Le poète lui donne la parole afin qu'elle porte un jugement sur les hommes.

L’hyène s'étonne que des êtres doués de raison puissent s'entretuer avec une telle violence. Elle rappelle que les animaux ne tuent que pour survivre, alors que les hommes détruisent leurs semblables pour des intérêts, des rivalités ou des ambitions de pouvoir.


Ce renversement constitue la force symbolique de l'œuvre : l'animal, traditionnellement associé à la férocité, devient la voix de la sagesse, tandis que l'homme apparaît comme l'auteur de la véritable barbarie.

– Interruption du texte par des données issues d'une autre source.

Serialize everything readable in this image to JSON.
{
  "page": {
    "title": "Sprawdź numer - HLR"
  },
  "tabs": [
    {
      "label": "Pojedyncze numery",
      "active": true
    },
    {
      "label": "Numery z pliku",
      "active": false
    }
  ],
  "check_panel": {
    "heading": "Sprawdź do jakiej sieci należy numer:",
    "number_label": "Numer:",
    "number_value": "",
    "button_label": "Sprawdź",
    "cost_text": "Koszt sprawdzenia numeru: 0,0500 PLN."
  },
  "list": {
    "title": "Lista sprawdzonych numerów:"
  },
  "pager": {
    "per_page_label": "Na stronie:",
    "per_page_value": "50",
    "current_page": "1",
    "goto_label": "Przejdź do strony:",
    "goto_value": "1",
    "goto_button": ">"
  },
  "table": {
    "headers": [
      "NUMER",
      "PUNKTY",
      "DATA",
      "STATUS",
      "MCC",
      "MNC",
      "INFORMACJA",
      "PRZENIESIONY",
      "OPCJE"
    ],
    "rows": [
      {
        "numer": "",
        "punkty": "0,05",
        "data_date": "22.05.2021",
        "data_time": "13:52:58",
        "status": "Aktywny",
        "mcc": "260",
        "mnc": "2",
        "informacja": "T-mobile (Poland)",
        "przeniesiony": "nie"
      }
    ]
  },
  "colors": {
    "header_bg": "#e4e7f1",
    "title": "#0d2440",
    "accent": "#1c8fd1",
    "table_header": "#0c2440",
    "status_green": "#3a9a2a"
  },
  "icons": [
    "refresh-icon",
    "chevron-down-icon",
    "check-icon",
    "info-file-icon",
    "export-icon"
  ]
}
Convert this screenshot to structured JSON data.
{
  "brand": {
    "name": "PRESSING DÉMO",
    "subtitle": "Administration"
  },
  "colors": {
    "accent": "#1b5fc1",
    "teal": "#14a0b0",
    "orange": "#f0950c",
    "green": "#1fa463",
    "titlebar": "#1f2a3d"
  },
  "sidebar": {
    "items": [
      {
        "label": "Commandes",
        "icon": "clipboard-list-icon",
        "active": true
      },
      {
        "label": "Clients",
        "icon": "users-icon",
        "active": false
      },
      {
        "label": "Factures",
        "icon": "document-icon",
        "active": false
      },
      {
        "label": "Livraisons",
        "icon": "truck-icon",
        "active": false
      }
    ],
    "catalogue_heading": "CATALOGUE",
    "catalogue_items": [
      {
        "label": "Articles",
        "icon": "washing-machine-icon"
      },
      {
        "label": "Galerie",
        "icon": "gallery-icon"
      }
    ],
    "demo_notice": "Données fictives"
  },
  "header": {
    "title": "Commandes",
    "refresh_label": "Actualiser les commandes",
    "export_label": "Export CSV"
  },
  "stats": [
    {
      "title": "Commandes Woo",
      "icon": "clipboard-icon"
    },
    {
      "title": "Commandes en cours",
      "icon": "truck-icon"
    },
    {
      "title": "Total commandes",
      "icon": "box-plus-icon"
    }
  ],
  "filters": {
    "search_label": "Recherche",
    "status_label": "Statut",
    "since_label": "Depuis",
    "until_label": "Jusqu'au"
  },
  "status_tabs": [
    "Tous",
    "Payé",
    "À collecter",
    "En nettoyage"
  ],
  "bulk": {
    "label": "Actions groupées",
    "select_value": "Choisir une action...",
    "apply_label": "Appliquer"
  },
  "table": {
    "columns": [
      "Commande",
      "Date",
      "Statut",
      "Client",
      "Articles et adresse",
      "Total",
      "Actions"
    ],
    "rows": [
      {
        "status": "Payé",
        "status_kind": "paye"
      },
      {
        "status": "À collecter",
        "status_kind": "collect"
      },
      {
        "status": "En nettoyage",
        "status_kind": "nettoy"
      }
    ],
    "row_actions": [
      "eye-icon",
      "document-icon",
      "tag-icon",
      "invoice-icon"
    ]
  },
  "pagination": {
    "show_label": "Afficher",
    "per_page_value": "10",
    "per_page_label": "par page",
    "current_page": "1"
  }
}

À travers ce dialogue imaginaire, Abwan Aden Farah Samatar invite le lecteur à méditer sur les conséquences des conflits armés. Il montre que la guerre ne produit jamais de véritables vainqueurs ; elle laisse derrière elle des souffrances humaines, des destructions matérielles et des blessures profondes dans la mémoire collective.


En donnant la parole à l’hyène, le poète délivre un message universel : lorsque même un animal réputé féroce condamne la violence des hommes, c'est que l'humanité a franchi les limites de l'acceptable.


Par la richesse de ses images, la profondeur de sa réflexion morale et la puissance de son langage, « Digasho Waraabe » demeure l'un des chefs-d'œuvre de la poésie orale somalie et un plaidoyer intemporel en faveur de la paix, de la dignité humaine et de la responsabilité morale.